While there’s little doubt that a stronger economy and full employment are increasing the size of paychecks, those consumers aren’t necessarily spending any more of their income on more expensive clothes. Off-price apparel retailer TJX Companies Inc (NYSE:TJX) reported yet another solid quarter on Wednesday morning, pushing TJX Companies stock higher by 7%.
Will the discounted clothing craze ever slow down now that the dreary clouds of the lethargic economic recovery are letting some light through? Probably not. Hooked on bargains and unimpressed by overpriced and overbranded apparel, the all-important millennial crowd is still content with lower-priced goods. That’s a cultural, generational shift that isn’t apt to change anytime soon.
Besides, TJX has an ace up its sleeve.
TJX Earnings Recap
For the quarter ending in January, discount apparel retailer TJX Companies — which owns TJ Maxx, Marshalls and a handful of other retail venues — drove sales of $10.96 billion, topping expectations of 10.76 billion, and leaving the year-ago top line of $9.47 billion in the dust.
Earnings of $1.19 per share missed expectations for a profit of $1.28 per share of TJX Companies stock, but same-store sales growth of 4% was more than enough to make the market forget about the profit shortfall. Sales and profits were up for all of the retailer’s geographic and segment divisions.
CEO Ernie Herrman commented on the fourth quarter numbers “We are very pleased with our strong finish to 2017! In the fourth quarter, our consolidated comp store sales increase of 4% and adjusted earnings per share both meaningfully exceeded our expectations.
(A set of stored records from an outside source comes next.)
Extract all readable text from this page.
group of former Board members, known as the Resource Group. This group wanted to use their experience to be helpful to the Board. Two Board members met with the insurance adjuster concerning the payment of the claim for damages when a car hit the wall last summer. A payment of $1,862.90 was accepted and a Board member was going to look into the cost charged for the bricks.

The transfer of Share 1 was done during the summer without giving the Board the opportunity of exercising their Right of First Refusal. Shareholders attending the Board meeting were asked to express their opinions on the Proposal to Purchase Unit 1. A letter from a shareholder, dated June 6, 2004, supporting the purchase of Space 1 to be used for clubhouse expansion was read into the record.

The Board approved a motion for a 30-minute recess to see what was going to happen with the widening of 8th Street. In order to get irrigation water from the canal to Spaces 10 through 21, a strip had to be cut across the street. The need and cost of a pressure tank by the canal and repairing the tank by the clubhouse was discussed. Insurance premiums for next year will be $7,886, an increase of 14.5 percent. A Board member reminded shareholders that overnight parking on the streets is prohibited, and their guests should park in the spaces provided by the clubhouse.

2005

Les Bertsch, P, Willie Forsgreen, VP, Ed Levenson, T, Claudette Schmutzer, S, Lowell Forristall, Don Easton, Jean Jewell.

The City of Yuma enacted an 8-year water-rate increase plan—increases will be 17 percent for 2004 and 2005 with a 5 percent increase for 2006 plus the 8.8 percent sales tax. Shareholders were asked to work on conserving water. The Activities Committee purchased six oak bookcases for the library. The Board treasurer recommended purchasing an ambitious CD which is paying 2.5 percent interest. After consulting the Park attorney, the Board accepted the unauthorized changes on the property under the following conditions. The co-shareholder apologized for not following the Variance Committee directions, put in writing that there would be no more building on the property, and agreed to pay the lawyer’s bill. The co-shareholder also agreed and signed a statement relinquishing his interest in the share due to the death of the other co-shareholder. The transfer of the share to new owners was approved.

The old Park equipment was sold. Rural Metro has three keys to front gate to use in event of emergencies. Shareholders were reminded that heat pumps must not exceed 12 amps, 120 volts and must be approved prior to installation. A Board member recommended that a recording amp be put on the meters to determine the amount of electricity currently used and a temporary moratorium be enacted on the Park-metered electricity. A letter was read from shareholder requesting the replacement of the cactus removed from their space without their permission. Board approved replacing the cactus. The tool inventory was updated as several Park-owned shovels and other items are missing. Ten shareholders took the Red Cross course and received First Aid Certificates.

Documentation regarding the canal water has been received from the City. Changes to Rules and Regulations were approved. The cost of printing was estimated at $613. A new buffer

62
Once again, customer traffic was up overall and the primary driver of our comp sales increases at each of our four major divisions, as customers responded to our great brands and compelling, eclectic mix of merchandise at excellent values.”
Firing on All Cylinders
Although the so-called retail apocalypse at least partially brought on by the advent of Amazon.com, Inc. (NASDAQ:AMZN) proved problematic for traditional retailers like Macy’s Inc (NYSE:M) and J C Penney Company Inc (NYSE:JCP), discounters and off-price venues like TJ Maxx, Marshalls and rival Ross Stores, Inc. (NASDAQ:ROST) remained surprising success stories.
Indeed, one of the key reasons Macy’s mustered its first decent results in nearly three years last quarter was the addition of 30 more Backstage stores-within-stores… the iconic company’s answer to the likes of Ross Stores and TJ Maxx.
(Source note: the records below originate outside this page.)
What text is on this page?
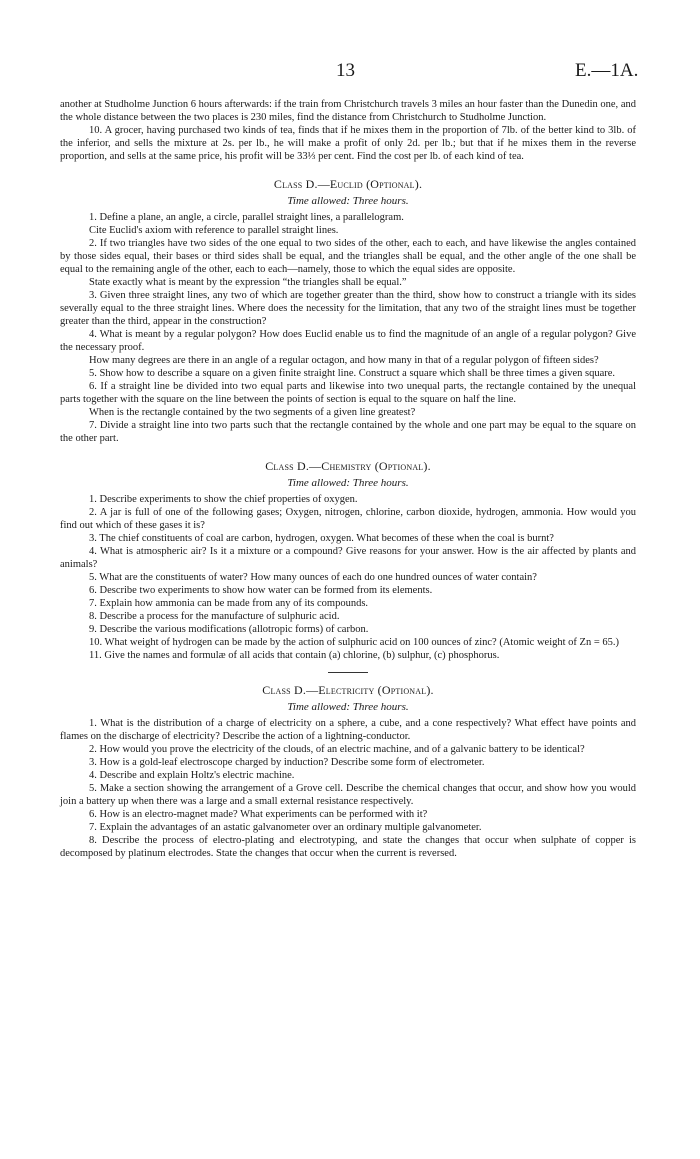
13	E.—1A.

another at Studholme Junction 6 hours afterwards: if the train from Christchurch travels 3 miles an hour faster than the Dunedin one, and the whole distance between the two places is 230 miles, find the distance from Christchurch to Studholme Junction.

10. A grocer, having purchased two kinds of tea, finds that if he mixes them in the proportion of 7lb. of the better kind to 3lb. of the inferior, and sells the mixture at 2s. per lb., he will make a profit of only 2d. per lb.; but that if he mixes them in the reverse proportion, and sells at the same price, his profit will be 33⅓ per cent. Find the cost per lb. of each kind of tea.

Class D.—Euclid (Optional).
Time allowed: Three hours.

1. Define a plane, an angle, a circle, parallel straight lines, a parallelogram.

Cite Euclid's axiom with reference to parallel straight lines.

2. If two triangles have two sides of the one equal to two sides of the other, each to each, and have likewise the angles contained by those sides equal, their bases or third sides shall be equal, and the triangles shall be equal, and the other angle of the one shall be equal to the remaining angle of the other, each to each—namely, those to which the equal sides are opposite.

State exactly what is meant by the expression “the triangles shall be equal.”

3. Given three straight lines, any two of which are together greater than the third, show how to construct a triangle with its sides severally equal to the three straight lines. Where does the necessity for the limitation, that any two of the straight lines must be together greater than the third, appear in the construction?

4. What is meant by a regular polygon? How does Euclid enable us to find the magnitude of an angle of a regular polygon? Give the necessary proof.

How many degrees are there in an angle of a regular octagon, and how many in that of a regular polygon of fifteen sides?

5. Show how to describe a square on a given finite straight line. Construct a square which shall be three times a given square.

6. If a straight line be divided into two equal parts and likewise into two unequal parts, the rectangle contained by the unequal parts together with the square on the line between the points of section is equal to the square on half the line.

When is the rectangle contained by the two segments of a given line greatest?

7. Divide a straight line into two parts such that the rectangle contained by the whole and one part may be equal to the square on the other part.

Class D.—Chemistry (Optional).
Time allowed: Three hours.

1. Describe experiments to show the chief properties of oxygen.

2. A jar is full of one of the following gases; Oxygen, nitrogen, chlorine, carbon dioxide, hydrogen, ammonia. How would you find out which of these gases it is?

3. The chief constituents of coal are carbon, hydrogen, oxygen. What becomes of these when the coal is burnt?

4. What is atmospheric air? Is it a mixture or a compound? Give reasons for your answer. How is the air affected by plants and animals?

5. What are the constituents of water? How many ounces of each do one hundred ounces of water contain?

6. Describe two experiments to show how water can be formed from its elements.

7. Explain how ammonia can be made from any of its compounds.

8. Describe a process for the manufacture of sulphuric acid.

9. Describe the various modifications (allotropic forms) of carbon.

10. What weight of hydrogen can be made by the action of sulphuric acid on 100 ounces of zinc? (Atomic weight of Zn = 65.)

11. Give the names and formulæ of all acids that contain (a) chlorine, (b) sulphur, (c) phosphorus.

Class D.—Electricity (Optional).
Time allowed: Three hours.

1. What is the distribution of a charge of electricity on a sphere, a cube, and a cone respectively? What effect have points and flames on the discharge of electricity? Describe the action of a lightning-conductor.

2. How would you prove the electricity of the clouds, of an electric machine, and of a galvanic battery to be identical?

3. How is a gold-leaf electroscope charged by induction? Describe some form of electrometer.

4. Describe and explain Holtz's electric machine.

5. Make a section showing the arrangement of a Grove cell. Describe the chemical changes that occur, and show how you would join a battery up when there was a large and a small external resistance respectively.

6. How is an electro-magnet made? What experiments can be performed with it?

7. Explain the advantages of an astatic galvanometer over an ordinary multiple galvanometer.

8. Describe the process of electro-plating and electrotyping, and state the changes that occur when sulphate of copper is decomposed by platinum electrodes. State the changes that occur when the current is reversed.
Still, nobody does discount retailing quite as well as TJX Companies, allowing the organization to make investments that will keep it at the proverbial top of the heap. Herrman went on to say “Our business continues to generate tremendous amounts of cash and excellent financial returns. In addition, with the recent changes in U.S. federal tax law, we expect a significant increase in cash flow. A substantial use of this cash is reflected in our plan to increase our regular quarterly dividend and share buyback program while simultaneously reinvesting in the business.”
The dividend increase was a big one too, with the quarterly payout growing 25% to 39 cents per share of TJX Companies stock. The retailer also aims to repurchase between $2.5 billion and $3 billion worth of TJX stock by this time next year.
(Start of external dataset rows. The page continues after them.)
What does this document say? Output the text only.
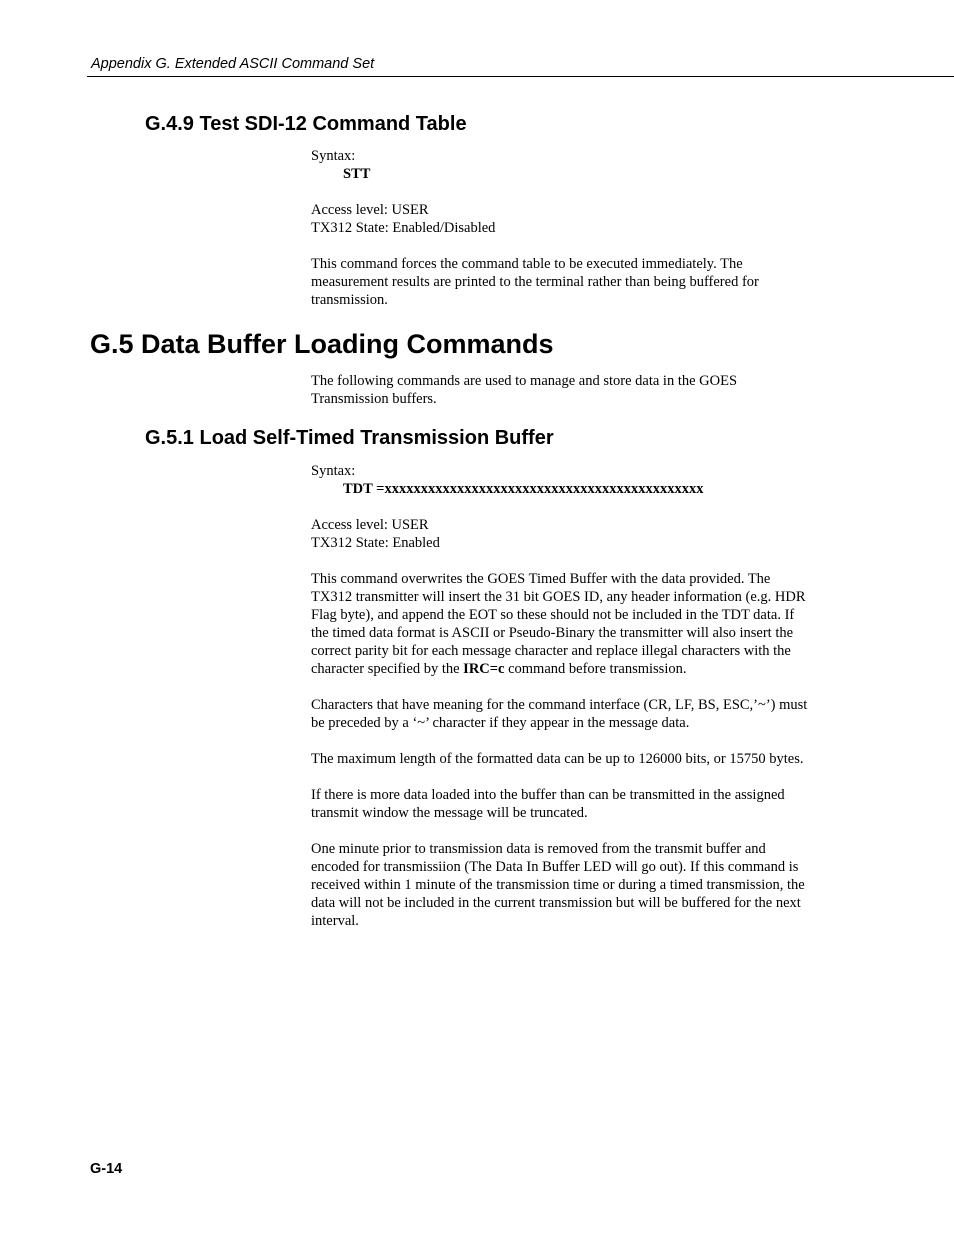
Appendix G. Extended ASCII Command Set
G.4.9 Test SDI-12 Command Table

Syntax:

STT

Access level: USER

TX312 State: Enabled/Disabled

This command forces the command table to be executed immediately. The measurement results are printed to the terminal rather than being buffered for transmission.

G.5 Data Buffer Loading Commands

The following commands are used to manage and store data in the GOES Transmission buffers.

G.5.1 Load Self-Timed Transmission Buffer

Syntax:

TDT =xxxxxxxxxxxxxxxxxxxxxxxxxxxxxxxxxxxxxxxxxxxx

Access level: USER

TX312 State: Enabled

This command overwrites the GOES Timed Buffer with the data provided. The TX312 transmitter will insert the 31 bit GOES ID, any header information (e.g. HDR Flag byte), and append the EOT so these should not be included in the TDT data. If the timed data format is ASCII or Pseudo-Binary the transmitter will also insert the correct parity bit for each message character and replace illegal characters with the character specified by the IRC=c command before transmission.

Characters that have meaning for the command interface (CR, LF, BS, ESC,’~’) must be preceded by a ‘~’ character if they appear in the message data.

The maximum length of the formatted data can be up to 126000 bits, or 15750 bytes.

If there is more data loaded into the buffer than can be transmitted in the assigned transmit window the message will be truncated.

One minute prior to transmission data is removed from the transmit buffer and encoded for transmissiion (The Data In Buffer LED will go out). If this command is received within 1 minute of the transmission time or during a timed transmission, the data will not be included in the current transmission but will be buffered for the next interval.

G-14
Employees will benefit too. Not only will workers see improved vacation and parental leave benefits, many of them will be receiving bonuses and/or larger contributions to their retirement plans.
Looking Ahead for TJX Companies Stock
For the quarter currently underway, TJX anticipates per-share profits of between 85 and 87 cents, up from the year-earlier total 82 cents per share of TJX Companies stock, and driven by same-store sales growth of between 1% and 2%.
For the full year, TJX expects the same rate of same-store sales growth to drive an operating profit of between $4.00 and $4.08 per share of TJX Companies stock. The retailer earned $3.85 per share in the recently-completed year.
The company’s outlook arguably underestimates how well TJX will do this year.
Yes, late last year Wells Fargo cautioned that Amazon, which has quietly been in the clothing business for a while, would likely outsell Macy’s and TJX in 2017 after turning up the heat on its apparel business. It’s clear cause for concern. Stores like TJ Maxx and Marshalls have an edge, however, that could and should keep them going strong. That is, the “treasure hunt” experience… the joy of finding a must-have item a shopper wasn’t necessarily expecting to find. Amazon.com simply isn’t built to provide that kind of delight.
In fact, even the retailers wading into discounted merchandise waters don’t do it as well as TJX can, and it’s unlikely that a rebounding economy will alter consumer preferences for bargains.